"In late January, as Treasury Secretary Geithner prepared his proposal for handling the banking crisis, administration officials avoiding seeking input from Wall Street. "Those people are tainted," said one aide at the time. "Why would we consult the very executives who got us into this mess?" (...)
The administration's initial approach contrasted with those of the last two White Houses. Robert Rubin left Goldman Sachs Group to become one of Bill Clinton's top economic advisers, and convinced the new president that what was good for Wall Street was good for America. Under President George W. Bush, the administration "looked up to and admired Wall Street," says one banker. "The Obama folks don't even like us.""
"Meanwhile, Treasury Secretary Timothy Geithner and his colleagues worked the phones to try to line up support on Wall Street for the plan announced Monday. (...) Some bankers say they turned the conversations into complaints about the antibonus crusade consuming Capitol Hill. Some have begun "slow-walking" the information previously sought by Treasury for stress-testing financial institutions, three bankers say, and considered seeking capital from hedge funds and private-equity funds so they could return federal bailout money, thereby escaping federal restrictions."
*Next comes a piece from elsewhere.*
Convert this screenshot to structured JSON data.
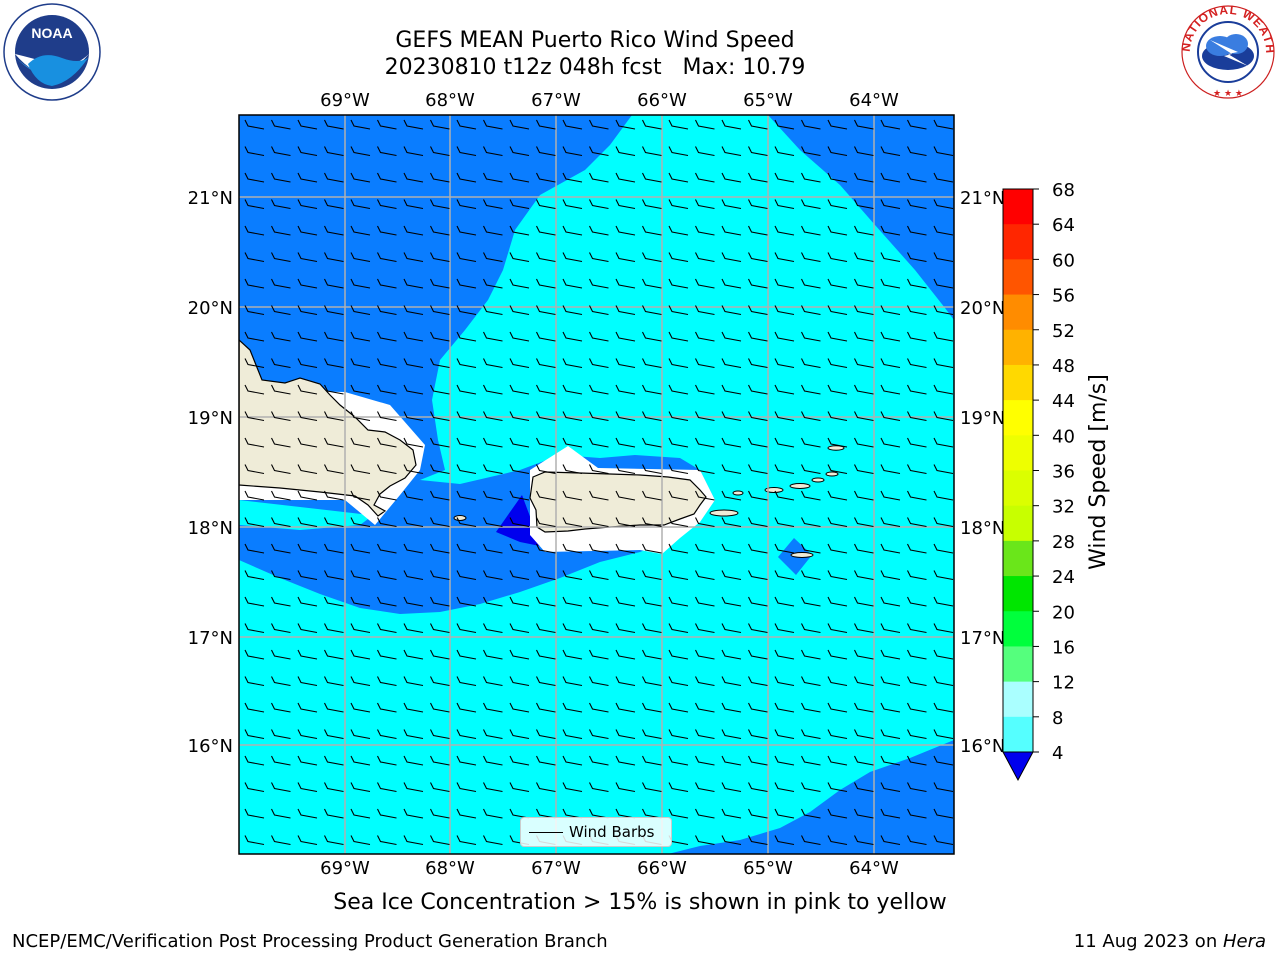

"But as the furor intensified, Mr. Obama's words to Congress -- "we cannot govern out of anger" -- seemed to take on less importance. Last week, he was asked by reporters on the White House South Lawn whether anger was getting in the way of pushing through banking reforms. "I don't want to quell anger," he replied. "I think people are right to be angry. I'm angry."
Bankers were shell-shocked, especially when Congress moved to heavily tax bonuses. When administration officials began calling them to talk about the next phase of the bailout, the bankers turned the tables. They used the calls to lobby against the antibonus legislation, Wall Street executives say. Several big firms called Treasury and White House officials to urge a more reasonable approach, both sides say. The banks' message: If you want our help to get credit flowing again to consumers and businesses, stop the rush to penalize our bonuses."
"Not to sound naive about this, but the absence of patriotism that galls. The lack of responsibility is sickening. These bankers delivered an almost mortal wound to the American economy. Their actions threw millions out of work and wrecked the retirement savings of tens of millions more. It is no exaggeration to say that they will cost us more than 9/11. (...)
That we even need a new raft of compensation regulations strains the boundaries of credulity. It makes you question the values of your countrymen. They were the principle beneficiaries of a decade-long bubble that they inflated. These Ivy League bundles of privilege were given every possible advantage and then took yet more than that. They took the advantages of high school seniors applying to college this year or entering the workforce next year. They took the advantages of seniors who had saved for retirement and parents who had invested to build their own business. And now they're refusing to help defuse the bomb at the center of our economy unless we pay them retention bonuses. Worse, they're threatening to flee the scene of the crime and make money off the carnage. That, it's been argued, is why we need to keep paying meeting their demands: Because we need them working for us rather than against us. It's chutzpah as the Yiddish define it: A child who kills his parents and then begs for lenience because he's a pitiable orphan. It's shameful."